It Hurts to Become
There were good days, and there were bad days. That was the only way to put it.
The bad days used to happen much more often, and the good days are much more common now. That doesn't mean the bad days don't happen anymore - because they do. And they won't go away.
But instead of his bad day occurring during his waking hours, it happens at night. When he's sleeping, next to someone or alone. That's when the bad days happen. They sneak up on him from where they belong, deep inside the far corners of his head, and they torture him with memories and feelings, and a bond so unbreakable he can't even think or move or speak.

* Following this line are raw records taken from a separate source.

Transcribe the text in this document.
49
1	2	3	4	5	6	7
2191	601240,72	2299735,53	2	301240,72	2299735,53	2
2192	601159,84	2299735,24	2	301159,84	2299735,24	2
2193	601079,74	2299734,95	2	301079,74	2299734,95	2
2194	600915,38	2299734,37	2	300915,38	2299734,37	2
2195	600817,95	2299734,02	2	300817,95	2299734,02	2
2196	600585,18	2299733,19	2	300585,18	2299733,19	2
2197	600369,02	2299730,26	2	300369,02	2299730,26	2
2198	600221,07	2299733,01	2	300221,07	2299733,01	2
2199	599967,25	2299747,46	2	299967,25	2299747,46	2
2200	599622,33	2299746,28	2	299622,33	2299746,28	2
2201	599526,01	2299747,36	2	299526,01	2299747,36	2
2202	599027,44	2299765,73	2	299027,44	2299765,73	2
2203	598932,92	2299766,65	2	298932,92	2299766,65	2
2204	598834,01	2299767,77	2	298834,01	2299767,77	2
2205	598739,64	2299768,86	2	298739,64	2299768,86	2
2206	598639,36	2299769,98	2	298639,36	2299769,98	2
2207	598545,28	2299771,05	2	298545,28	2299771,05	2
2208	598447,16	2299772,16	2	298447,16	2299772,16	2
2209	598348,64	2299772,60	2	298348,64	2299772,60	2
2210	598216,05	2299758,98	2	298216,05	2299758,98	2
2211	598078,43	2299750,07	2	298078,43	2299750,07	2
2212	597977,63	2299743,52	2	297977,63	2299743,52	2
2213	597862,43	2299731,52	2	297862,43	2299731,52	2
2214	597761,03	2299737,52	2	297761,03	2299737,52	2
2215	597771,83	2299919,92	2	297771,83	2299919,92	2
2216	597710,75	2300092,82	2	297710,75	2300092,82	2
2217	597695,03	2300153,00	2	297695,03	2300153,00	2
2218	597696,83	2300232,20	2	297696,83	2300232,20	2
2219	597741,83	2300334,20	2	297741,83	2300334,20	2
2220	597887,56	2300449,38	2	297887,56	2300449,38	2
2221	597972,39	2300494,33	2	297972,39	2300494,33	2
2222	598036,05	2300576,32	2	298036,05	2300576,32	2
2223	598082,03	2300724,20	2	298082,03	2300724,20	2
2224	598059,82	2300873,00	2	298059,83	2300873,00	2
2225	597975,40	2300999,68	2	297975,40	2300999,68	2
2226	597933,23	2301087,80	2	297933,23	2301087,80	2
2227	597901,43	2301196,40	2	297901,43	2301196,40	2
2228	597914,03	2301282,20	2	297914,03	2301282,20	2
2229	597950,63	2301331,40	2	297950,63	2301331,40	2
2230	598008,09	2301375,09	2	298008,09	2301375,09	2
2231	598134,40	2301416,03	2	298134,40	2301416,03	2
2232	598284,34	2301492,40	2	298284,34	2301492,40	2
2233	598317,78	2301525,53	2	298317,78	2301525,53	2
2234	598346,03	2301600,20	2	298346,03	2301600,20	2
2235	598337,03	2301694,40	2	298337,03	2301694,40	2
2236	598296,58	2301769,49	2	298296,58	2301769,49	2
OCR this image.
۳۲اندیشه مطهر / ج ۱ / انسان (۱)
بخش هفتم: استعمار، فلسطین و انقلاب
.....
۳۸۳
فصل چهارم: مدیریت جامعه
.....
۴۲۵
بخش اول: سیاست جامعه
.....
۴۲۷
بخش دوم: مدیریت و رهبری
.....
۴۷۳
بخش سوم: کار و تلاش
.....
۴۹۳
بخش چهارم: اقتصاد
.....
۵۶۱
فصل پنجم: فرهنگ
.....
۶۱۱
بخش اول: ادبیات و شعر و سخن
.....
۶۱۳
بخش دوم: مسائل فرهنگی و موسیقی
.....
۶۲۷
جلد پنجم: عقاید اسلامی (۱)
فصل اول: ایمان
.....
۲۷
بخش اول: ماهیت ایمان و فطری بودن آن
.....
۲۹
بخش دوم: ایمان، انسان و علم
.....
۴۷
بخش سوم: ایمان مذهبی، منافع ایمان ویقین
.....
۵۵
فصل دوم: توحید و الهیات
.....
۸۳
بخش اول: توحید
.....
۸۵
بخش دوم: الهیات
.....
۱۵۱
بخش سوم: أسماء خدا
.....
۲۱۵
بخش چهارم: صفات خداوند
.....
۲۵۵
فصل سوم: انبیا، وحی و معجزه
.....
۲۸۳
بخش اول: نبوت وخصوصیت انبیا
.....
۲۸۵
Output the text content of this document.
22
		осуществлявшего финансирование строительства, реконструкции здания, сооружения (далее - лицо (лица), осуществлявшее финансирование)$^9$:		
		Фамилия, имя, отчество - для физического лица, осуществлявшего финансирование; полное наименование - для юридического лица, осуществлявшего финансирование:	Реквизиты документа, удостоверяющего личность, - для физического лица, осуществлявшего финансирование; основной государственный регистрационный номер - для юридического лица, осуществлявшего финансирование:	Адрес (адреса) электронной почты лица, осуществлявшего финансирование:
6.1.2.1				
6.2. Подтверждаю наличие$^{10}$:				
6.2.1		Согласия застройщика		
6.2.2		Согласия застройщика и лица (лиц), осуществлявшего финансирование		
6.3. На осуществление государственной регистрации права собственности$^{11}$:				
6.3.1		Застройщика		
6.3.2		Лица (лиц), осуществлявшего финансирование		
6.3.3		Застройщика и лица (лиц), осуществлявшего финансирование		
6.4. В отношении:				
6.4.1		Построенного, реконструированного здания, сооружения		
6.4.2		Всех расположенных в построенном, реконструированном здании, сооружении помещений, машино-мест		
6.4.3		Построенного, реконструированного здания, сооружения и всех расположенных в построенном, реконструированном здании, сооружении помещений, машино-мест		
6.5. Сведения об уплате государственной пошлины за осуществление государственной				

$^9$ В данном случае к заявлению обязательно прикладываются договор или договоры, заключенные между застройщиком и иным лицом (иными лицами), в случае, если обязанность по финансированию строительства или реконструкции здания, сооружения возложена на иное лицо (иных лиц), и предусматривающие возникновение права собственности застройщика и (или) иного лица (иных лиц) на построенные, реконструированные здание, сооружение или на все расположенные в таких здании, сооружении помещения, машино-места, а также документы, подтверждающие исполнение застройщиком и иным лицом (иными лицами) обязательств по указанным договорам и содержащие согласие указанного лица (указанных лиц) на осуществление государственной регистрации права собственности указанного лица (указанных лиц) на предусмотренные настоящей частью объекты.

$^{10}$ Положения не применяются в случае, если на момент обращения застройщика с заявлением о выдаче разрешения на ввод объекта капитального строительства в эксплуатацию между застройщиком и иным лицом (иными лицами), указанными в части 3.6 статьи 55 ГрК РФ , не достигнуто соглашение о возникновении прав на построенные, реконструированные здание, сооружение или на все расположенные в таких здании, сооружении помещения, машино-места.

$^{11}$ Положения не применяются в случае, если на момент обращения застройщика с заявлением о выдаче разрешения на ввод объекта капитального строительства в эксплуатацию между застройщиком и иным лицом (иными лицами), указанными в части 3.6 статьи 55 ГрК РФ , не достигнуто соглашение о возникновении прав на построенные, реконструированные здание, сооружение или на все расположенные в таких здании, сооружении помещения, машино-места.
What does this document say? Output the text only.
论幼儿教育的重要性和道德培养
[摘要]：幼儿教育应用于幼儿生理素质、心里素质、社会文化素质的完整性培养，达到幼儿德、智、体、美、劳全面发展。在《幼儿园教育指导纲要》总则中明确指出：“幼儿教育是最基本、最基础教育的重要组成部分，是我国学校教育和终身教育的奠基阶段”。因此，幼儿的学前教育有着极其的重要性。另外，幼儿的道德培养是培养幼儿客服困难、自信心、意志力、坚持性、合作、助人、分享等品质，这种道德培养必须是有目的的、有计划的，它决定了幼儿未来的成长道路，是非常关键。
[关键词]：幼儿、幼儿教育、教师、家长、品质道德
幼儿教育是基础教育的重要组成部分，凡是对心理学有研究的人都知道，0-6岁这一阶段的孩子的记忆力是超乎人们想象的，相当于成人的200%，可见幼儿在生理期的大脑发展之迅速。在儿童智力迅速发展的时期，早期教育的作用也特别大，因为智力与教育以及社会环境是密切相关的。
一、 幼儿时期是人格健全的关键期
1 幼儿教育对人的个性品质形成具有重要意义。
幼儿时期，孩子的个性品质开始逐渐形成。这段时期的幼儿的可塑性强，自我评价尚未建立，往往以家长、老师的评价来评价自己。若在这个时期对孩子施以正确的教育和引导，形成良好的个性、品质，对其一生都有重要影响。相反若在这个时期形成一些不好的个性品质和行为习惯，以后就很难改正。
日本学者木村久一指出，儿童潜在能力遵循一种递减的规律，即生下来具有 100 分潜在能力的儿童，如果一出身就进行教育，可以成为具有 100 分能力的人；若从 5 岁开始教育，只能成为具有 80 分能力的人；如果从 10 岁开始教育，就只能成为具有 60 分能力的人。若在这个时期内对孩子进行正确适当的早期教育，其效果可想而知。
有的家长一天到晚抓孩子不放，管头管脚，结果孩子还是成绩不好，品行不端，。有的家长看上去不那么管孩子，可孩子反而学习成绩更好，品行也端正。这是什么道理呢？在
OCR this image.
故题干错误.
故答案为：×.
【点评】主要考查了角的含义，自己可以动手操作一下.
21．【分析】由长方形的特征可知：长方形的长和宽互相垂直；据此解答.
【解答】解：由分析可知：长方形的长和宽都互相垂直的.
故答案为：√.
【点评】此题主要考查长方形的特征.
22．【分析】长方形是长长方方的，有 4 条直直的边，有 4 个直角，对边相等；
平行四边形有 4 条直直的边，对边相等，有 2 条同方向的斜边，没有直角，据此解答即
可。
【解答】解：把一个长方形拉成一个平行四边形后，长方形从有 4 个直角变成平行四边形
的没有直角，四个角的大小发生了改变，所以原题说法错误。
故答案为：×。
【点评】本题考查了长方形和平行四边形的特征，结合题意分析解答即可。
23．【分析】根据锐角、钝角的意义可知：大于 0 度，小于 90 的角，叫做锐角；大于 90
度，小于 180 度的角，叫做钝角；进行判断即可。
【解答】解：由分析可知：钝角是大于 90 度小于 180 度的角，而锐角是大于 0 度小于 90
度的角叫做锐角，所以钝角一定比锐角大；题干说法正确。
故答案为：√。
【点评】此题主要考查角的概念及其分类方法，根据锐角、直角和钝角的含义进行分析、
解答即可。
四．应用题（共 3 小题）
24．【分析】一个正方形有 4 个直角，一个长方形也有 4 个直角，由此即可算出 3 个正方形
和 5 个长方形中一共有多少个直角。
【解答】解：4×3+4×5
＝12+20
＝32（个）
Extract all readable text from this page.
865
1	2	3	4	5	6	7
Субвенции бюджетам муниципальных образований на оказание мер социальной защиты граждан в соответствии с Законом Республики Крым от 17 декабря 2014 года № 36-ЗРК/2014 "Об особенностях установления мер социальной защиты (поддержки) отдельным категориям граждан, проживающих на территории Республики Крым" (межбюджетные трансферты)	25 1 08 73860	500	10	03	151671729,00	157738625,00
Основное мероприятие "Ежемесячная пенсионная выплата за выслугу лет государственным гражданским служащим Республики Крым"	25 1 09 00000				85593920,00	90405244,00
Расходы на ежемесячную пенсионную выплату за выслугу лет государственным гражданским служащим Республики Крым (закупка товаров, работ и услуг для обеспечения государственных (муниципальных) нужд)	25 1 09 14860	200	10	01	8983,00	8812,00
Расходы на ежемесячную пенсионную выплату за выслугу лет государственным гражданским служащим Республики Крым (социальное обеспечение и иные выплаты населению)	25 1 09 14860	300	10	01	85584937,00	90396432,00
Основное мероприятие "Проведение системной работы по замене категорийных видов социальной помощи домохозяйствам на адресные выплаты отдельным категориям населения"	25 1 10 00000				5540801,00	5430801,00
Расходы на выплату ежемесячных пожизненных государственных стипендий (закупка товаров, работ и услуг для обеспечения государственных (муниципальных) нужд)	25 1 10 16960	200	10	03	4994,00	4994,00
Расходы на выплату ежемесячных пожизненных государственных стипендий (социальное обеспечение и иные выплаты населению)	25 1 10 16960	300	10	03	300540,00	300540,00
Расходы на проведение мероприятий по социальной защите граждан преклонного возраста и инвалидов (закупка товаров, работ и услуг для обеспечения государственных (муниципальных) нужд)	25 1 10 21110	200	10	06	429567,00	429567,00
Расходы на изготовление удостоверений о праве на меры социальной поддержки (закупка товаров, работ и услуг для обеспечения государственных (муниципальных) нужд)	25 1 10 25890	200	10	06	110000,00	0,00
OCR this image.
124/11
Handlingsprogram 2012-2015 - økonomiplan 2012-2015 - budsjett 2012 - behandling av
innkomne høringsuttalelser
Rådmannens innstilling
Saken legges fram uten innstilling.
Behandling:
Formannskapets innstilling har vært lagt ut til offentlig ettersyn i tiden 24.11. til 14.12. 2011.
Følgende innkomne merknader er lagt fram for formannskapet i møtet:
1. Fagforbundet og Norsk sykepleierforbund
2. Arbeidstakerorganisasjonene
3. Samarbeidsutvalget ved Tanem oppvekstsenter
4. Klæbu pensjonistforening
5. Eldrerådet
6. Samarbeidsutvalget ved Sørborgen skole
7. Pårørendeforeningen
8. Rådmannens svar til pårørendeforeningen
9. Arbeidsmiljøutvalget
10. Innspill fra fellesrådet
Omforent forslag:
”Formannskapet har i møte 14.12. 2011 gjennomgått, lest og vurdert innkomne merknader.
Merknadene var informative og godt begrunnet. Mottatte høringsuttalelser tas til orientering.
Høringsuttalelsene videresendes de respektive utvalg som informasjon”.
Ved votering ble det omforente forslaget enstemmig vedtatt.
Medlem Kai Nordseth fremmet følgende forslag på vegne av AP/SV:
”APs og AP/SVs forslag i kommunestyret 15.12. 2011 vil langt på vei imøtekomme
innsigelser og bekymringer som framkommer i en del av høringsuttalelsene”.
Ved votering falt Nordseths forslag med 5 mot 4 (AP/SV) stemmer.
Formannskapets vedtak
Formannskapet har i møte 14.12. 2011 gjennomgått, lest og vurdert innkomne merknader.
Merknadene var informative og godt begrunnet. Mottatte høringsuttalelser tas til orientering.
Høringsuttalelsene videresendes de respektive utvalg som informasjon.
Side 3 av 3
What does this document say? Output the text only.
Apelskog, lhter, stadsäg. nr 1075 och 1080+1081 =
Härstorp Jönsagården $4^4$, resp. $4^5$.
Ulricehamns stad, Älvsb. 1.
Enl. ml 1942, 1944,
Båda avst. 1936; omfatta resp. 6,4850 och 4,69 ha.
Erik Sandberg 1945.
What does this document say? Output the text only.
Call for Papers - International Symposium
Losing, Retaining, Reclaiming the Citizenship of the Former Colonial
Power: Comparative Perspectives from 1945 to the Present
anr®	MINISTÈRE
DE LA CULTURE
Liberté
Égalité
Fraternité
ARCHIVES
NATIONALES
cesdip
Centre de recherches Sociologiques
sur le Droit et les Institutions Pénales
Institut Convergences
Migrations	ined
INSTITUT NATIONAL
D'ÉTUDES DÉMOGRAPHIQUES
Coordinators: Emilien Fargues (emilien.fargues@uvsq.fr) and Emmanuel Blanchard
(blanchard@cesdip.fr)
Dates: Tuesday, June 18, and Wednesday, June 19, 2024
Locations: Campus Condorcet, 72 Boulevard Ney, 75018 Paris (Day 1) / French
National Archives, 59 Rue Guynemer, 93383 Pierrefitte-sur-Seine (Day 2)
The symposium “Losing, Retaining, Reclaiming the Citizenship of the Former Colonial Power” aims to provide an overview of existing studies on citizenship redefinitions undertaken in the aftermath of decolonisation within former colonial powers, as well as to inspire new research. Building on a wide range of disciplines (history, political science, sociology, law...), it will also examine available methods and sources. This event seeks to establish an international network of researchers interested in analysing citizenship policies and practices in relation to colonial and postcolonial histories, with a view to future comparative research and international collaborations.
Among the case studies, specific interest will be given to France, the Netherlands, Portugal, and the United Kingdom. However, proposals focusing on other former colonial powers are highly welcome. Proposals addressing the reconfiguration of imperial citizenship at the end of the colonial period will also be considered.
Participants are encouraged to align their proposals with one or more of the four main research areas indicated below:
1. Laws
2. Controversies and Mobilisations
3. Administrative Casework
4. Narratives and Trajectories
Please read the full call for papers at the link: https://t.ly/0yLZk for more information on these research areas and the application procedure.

They show him what he's lost. Over and over again, the moment he sees the glassy, lifeless eyes and the faintest trace of a smile on his brother's lifeless body. And it's all his fault.
They tell him that it's his fault because they shouldn't have split up. Bad things have always happened when they split up, right? That's why he's left with one ear instead of two and why there's nothing but dust and cold inside of him.
He tries to stop them. He really, really does. But they get to him. But sometimes, if he's lucky, the good days will valiantly battle the bad days, and he'd have a few of the former. Attending a dinner, cleaning up, working on bills and owl-orders. But overall, the good days would lose the war in the end.
And it all would start over again. He feels like he's in a useless, unproductive loop. Like a story with a disappointing end - when the book would finally have a happy ending in sight, things would change, and the novel would delve straight back into the problem. Over and over and over again.
a/n - i think george is a wonderful character - he's perfect for any sort of angst. For the Flower Language Challenge; nasturtium.